Miami Beach in the 90s “was really ripe for more of a revolutionary moment,” Needle said.  “You had virtually universal sentiment amongst the large majority of people that development was somewhat out of control and heading in the wrong direction.”
Twenty years later, he said, developers are starting to “chip around the edges” of the law that Save Miami Beach worked to enact, “and see where we can squeeze things in here and there and how far we can push things before people react”.

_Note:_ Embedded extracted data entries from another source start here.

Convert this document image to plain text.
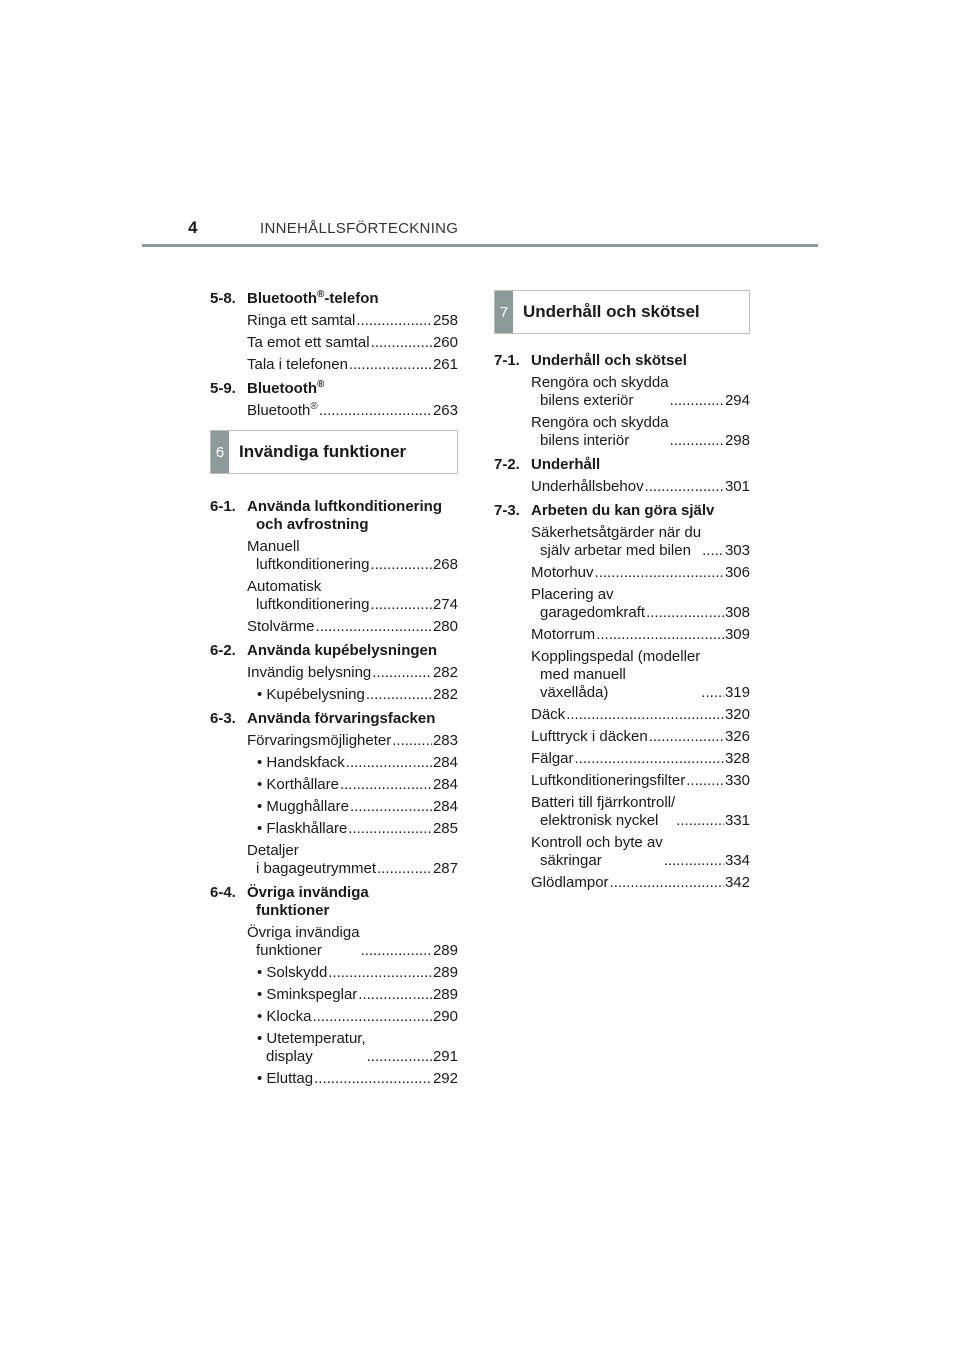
4	INNEHÅLLSFÖRTECKNING
5-8. Bluetooth®-telefon
Ringa ett samtal .....	258
Ta emot ett samtal .....	260
Tala i telefonen .....	261
5-9. Bluetooth®
Bluetooth® .....	263
6 Invändiga funktioner
6-1. Använda luftkonditionering
och avfrostning
Manuell
luftkonditionering .....	268
Automatisk
luftkonditionering .....	274
Stolvärme .....	280
6-2. Använda kupébelysningen
Invändig belysning .....	282
• Kupébelysning .....	282
6-3. Använda förvaringsfacken
Förvaringsmöjligheter .....	283
• Handskfack .....	284
• Korthållare .....	284
• Mugghållare .....	284
• Flaskhållare .....	285
Detaljer
i bagageutrymmet .....	287
6-4. Övriga invändiga
funktioner
Övriga invändiga
funktioner .....	289
• Solskydd .....	289
• Sminkspeglar .....	289
• Klocka .....	290
• Utetemperatur,
display .....	291
• Eluttag .....	292
7 Underhåll och skötsel
7-1. Underhåll och skötsel
Rengöra och skydda
bilens exteriör .....	294
Rengöra och skydda
bilens interiör .....	298
7-2. Underhåll
Underhållsbehov .....	301
7-3. Arbeten du kan göra själv
Säkerhetsåtgärder när du
själv arbetar med bilen .....	303
Motorhuv .....	306
Placering av
garagedomkraft .....	308
Motorrum .....	309
Kopplingspedal (modeller
med manuell
växellåda) .....	319
Däck .....	320
Lufttryck i däcken .....	326
Fälgar .....	328
Luftkonditioneringsfilter .....	330
Batteri till fjärrkontroll/
elektronisk nyckel .....	331
Kontroll och byte av
säkringar .....	334
Glödlampor .....	342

The landscape is a bit different now. “In the late 90s,” Needle said, “there was not a single neighborhood organization in South Beach.” There were business associations, he said, including one in South Pointe to which he was appointed by the City as a resident representative “that was dominated by other interests”.

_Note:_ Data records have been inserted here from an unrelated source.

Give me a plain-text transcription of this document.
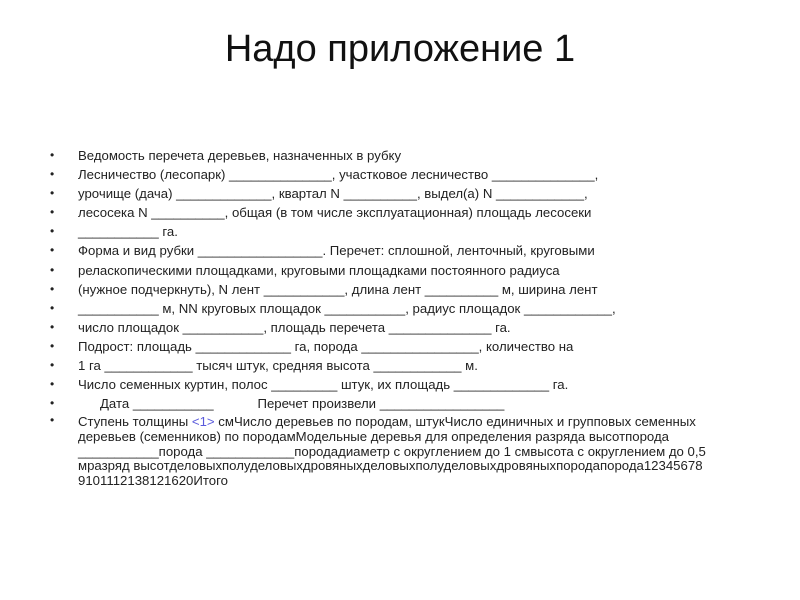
Надо приложение 1
• Ведомость перечета деревьев, назначенных в рубку
• Лесничество (лесопарк) ______________, участковое лесничество ______________,
• урочище (дача) _____________, квартал N __________, выдел(а) N ____________,
• лесосека N __________, общая (в том числе эксплуатационная) площадь лесосеки
• ___________ га.
• Форма и вид рубки _________________. Перечет: сплошной, ленточный, круговыми
• реласкопическими площадками, круговыми площадками постоянного радиуса
• (нужное подчеркнуть), N лент ___________, длина лент __________ м, ширина лент
• ___________ м, NN круговых площадок ___________, радиус площадок ____________,
• число площадок ___________, площадь перечета ______________ га.
• Подрост: площадь _____________ га, порода ________________, количество на
• 1 га ____________ тысяч штук, средняя высота ____________ м.
• Число семенных куртин, полос _________ штук, их площадь _____________ га.
•       Дата ___________            Перечет произвели _________________
• Ступень толщины <1> смЧисло деревьев по породам, штукЧисло единичных и групповых семенных деревьев (семенников) по породамМодельные деревья для определения разряда высотпорода ___________порода ____________породадиаметр с округлением до 1 смвысота с округлением до 0,5 мразряд высотделовыхполуделовыхдровяныхделовыхполуделовыхдровяныхпородапорода12345678 9101112138121620Итого
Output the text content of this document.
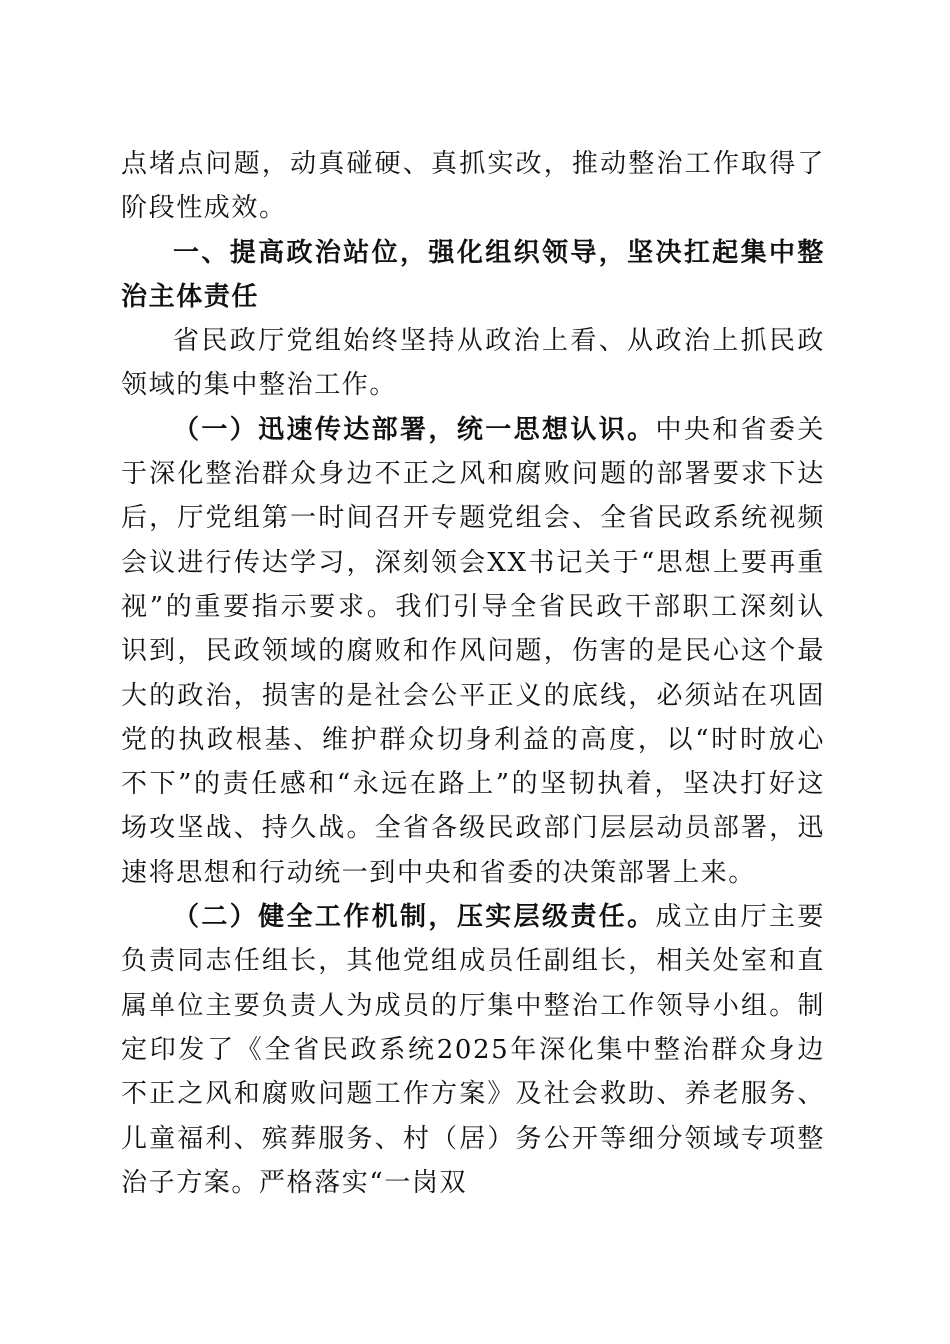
点堵点问题，动真碰硬、真抓实改，推动整治工作取得了阶段性成效。

一、提高政治站位，强化组织领导，坚决扛起集中整治主体责任

省民政厅党组始终坚持从政治上看、从政治上抓民政领域的集中整治工作。

（一）迅速传达部署，统一思想认识。中央和省委关于深化整治群众身边不正之风和腐败问题的部署要求下达后，厅党组第一时间召开专题党组会、全省民政系统视频会议进行传达学习，深刻领会XX书记关于“思想上要再重视”的重要指示要求。我们引导全省民政干部职工深刻认识到，民政领域的腐败和作风问题，伤害的是民心这个最大的政治，损害的是社会公平正义的底线，必须站在巩固党的执政根基、维护群众切身利益的高度，以“时时放心不下”的责任感和“永远在路上”的坚韧执着，坚决打好这场攻坚战、持久战。全省各级民政部门层层动员部署，迅速将思想和行动统一到中央和省委的决策部署上来。

（二）健全工作机制，压实层级责任。成立由厅主要负责同志任组长，其他党组成员任副组长，相关处室和直属单位主要负责人为成员的厅集中整治工作领导小组。制定印发了《全省民政系统2025年深化集中整治群众身边不正之风和腐败问题工作方案》及社会救助、养老服务、儿童福利、殡葬服务、村（居）务公开等细分领域专项整治子方案。严格落实“一岗双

“One of the things I’m proudest of” is an article that appeared in The Daily Business Review, in which “they wrote that this was kind of the dawning of resident consciousness in an area that had long been dominated by special interests,” Needle said. “Now there are six or seven neighborhood organizations in South Beach and I think that is fantastic.”
Asked about the use of PACs by residents, Needle said, “I’m all for them. I think it’s one of the things that makes our area a little bit special is that we have the ability to initiate change, and a PAC is simply a tool to do that.”
“I definitely think that citizen organizing is one of the great things about democracy and having it happen on a local level is where people are most aware of the problems and the solutions,” he continued.
“PACs are used all the time in politics for candidates who represent any number of positions and issues. Where I think it gets more concentrated is when a PAC is organized around an issue,” he explained. “And it doesn’t have to be a PAC. It can be just a political coalition or organization that is formed to advocate for a particular need or reform,” like the Gateway Community Alliance which is both.
“The framework we put in place calls for elevating the discussion and having the public be able to approve any specific increases,” Needle said of the 1997 initiative.  “It put in place a process of making sure that those things aren’t decided by five people on the Commission but rather they’re decided by the Commissioners but then ultimately approved by the public.”
Speaking of the most recent FAR increase approved by voters for the North Beach Town Center and the current issue on Alton Road, Needle said, “When you talk about North Beach or possible efforts to skirt the public vote by vacating an alley or a street [on Alton Road], these are not really challenges to Save Miami Beach, they are resolutions of conflict under the framework that we set up. Vacating a street is a way of evading the power of the public to approve an increase in density so I would say that that is subject to legal challenge.”
“I think that the formation of a resident alliance to counter the deep pockets and unlimited patience of developers is really important,” Needle said. If developers are “successful in pushing the limits” he believes we will see more initiatives like the Gateway Alliance. “The resident involvement has definitely been increasing in all the time I’ve been here and I think will continue to increase because we have a very informed and educated and engaged civic population and we’re very sensitized to being impacted by all kinds of threats to quality of life, not just development, but uses, so that’s a definite progression that should continue over time,” Needle said. “The use of a particular tool depends on whether there’s a threat that’s continuing or not.”